The coverage of this story—and so many like it—also bothers me as someone who writes about martial arts, though, because it's been done so often and so poorly for so many years. The simplistic, feel good fairytale about a disabled person overcoming all odds and succeeded "in spite of" their disability was already a threabare cliche when the Mr. Show expertly skewered it two decades ago, and it's only become more boring and patronizing since.

More importantly, though, that same old line is overshadowing a far more interesting angle. Marital autists don't succeed in spite of their autism, nor the succeed only because of it, Rain Man-style. They succeed with autism. Like everything else about us as fighters, from body structure to psychological makeup, it provides a combination of strengths and weaknesses that can both make and break us in on the mats, or in the ring or cage. Wouldn't it be far more intriguing to analyze autism as such, instead of reducing it to a two-dimensional barrier? Wouldn't it be more fascinating to treat every neurodivergent condition this way?

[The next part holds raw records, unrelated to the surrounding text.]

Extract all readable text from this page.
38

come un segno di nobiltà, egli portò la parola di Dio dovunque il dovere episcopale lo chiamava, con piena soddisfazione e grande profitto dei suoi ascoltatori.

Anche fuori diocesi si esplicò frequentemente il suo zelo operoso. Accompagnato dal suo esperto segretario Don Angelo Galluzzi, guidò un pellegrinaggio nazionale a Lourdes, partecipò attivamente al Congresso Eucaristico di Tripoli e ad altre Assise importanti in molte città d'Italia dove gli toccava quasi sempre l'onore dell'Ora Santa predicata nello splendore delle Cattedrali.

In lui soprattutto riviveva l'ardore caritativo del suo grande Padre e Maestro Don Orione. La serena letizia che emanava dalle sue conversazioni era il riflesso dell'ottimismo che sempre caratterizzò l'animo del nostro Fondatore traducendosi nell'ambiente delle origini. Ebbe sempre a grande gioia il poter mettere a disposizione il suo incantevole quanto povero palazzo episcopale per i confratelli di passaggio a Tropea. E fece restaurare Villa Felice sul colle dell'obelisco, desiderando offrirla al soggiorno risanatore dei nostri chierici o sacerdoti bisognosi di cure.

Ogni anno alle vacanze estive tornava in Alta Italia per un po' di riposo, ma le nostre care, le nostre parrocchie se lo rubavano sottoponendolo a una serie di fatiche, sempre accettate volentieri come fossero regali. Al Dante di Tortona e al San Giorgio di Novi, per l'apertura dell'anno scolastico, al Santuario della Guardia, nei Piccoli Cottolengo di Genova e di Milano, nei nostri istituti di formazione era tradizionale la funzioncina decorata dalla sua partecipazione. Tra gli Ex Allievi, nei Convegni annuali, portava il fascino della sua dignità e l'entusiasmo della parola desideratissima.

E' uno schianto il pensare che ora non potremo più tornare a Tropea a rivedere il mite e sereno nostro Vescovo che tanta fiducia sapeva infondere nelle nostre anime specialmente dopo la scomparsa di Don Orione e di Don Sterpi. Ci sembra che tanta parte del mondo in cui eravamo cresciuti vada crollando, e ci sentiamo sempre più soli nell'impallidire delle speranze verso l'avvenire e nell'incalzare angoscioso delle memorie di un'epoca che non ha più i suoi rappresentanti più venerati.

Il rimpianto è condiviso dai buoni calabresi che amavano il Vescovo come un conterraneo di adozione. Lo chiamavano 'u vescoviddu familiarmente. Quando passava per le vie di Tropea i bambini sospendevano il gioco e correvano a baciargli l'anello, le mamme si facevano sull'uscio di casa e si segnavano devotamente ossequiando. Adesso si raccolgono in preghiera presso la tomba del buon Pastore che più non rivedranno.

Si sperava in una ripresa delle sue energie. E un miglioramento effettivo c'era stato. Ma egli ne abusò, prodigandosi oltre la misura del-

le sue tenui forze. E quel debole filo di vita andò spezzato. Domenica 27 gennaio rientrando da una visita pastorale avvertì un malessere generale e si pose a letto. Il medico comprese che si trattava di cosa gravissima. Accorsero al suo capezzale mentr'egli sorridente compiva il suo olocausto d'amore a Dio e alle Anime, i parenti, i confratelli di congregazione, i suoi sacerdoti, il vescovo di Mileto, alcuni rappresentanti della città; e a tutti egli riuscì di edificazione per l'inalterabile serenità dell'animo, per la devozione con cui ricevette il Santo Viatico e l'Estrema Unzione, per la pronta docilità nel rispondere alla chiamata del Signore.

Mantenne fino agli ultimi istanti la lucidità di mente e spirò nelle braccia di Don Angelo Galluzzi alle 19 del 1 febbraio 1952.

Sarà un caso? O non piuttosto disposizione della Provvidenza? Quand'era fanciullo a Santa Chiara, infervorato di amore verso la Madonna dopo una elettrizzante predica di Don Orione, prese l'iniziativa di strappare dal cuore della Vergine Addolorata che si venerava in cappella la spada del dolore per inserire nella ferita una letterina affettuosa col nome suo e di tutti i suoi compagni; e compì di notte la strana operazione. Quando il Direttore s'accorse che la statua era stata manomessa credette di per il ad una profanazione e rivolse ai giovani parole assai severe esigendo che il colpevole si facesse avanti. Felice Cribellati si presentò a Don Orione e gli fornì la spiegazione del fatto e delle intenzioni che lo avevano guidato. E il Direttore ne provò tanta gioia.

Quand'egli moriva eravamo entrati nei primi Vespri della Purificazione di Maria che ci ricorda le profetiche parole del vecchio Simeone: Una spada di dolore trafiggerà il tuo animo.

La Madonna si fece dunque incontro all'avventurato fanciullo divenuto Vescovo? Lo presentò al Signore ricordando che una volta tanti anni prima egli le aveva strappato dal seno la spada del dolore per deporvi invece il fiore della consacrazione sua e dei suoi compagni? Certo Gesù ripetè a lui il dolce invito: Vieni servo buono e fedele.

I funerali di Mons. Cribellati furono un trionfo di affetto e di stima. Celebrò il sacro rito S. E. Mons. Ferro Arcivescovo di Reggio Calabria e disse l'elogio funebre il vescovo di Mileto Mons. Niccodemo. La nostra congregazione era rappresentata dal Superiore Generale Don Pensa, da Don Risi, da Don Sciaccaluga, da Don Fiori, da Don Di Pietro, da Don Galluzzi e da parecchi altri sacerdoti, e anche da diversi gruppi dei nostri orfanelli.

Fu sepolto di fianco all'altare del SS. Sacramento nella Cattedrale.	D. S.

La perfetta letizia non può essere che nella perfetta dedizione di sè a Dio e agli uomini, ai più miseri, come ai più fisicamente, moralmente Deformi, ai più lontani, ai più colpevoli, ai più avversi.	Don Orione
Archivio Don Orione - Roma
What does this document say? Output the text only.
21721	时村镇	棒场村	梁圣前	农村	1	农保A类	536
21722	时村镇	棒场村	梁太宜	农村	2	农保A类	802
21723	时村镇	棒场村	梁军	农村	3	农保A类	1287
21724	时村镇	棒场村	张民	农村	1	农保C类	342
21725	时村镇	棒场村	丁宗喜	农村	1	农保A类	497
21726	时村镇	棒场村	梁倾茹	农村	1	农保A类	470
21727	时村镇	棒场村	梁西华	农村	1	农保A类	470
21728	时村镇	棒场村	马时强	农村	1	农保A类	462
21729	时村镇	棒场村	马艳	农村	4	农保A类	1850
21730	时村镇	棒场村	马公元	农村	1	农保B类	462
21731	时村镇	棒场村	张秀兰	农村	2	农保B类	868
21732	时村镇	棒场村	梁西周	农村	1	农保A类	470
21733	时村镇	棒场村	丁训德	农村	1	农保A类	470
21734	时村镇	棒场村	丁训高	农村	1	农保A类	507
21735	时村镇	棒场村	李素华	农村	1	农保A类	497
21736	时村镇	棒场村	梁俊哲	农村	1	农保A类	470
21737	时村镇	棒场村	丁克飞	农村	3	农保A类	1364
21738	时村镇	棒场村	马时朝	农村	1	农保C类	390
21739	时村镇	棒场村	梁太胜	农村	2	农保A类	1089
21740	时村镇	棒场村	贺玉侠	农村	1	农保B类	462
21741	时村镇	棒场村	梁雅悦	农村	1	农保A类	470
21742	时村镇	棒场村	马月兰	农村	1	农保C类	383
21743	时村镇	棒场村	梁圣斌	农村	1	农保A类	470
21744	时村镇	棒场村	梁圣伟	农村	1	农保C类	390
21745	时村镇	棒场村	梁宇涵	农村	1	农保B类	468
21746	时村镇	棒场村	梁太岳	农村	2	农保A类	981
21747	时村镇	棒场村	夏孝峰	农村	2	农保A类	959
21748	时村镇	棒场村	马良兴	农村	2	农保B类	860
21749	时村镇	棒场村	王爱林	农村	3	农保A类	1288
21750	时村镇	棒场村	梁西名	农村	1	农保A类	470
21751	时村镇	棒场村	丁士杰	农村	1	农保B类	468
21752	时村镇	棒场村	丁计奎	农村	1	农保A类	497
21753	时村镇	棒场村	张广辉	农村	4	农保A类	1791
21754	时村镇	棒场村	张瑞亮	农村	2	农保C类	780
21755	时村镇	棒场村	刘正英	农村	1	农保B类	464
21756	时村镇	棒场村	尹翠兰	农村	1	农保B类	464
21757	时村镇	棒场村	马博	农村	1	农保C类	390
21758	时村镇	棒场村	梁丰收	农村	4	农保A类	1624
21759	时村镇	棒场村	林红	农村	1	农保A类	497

When Georges St-Pierre started talking about his OCD, it led to all sorts of fascinating discussion, from both GSP and others, about how the condition influenced and maybe even fueled his MMA career. Think of how much we would have lost out on if anyone had tried to turn GSP into a simple object of inspiration. Think of how much we are missing out on when other martial artists are treated that way.

If the neuroatypical people who still produce the bulk of the material on autism could just work a little harder to overcome their own biases, reject their bad attitudes about the role that disabilities actually play in athletes' lives, and start to look at the bigger picture, though, we might actually find ourselves with a whole new and more thoughtful kind of story that would be genuinely inspiring.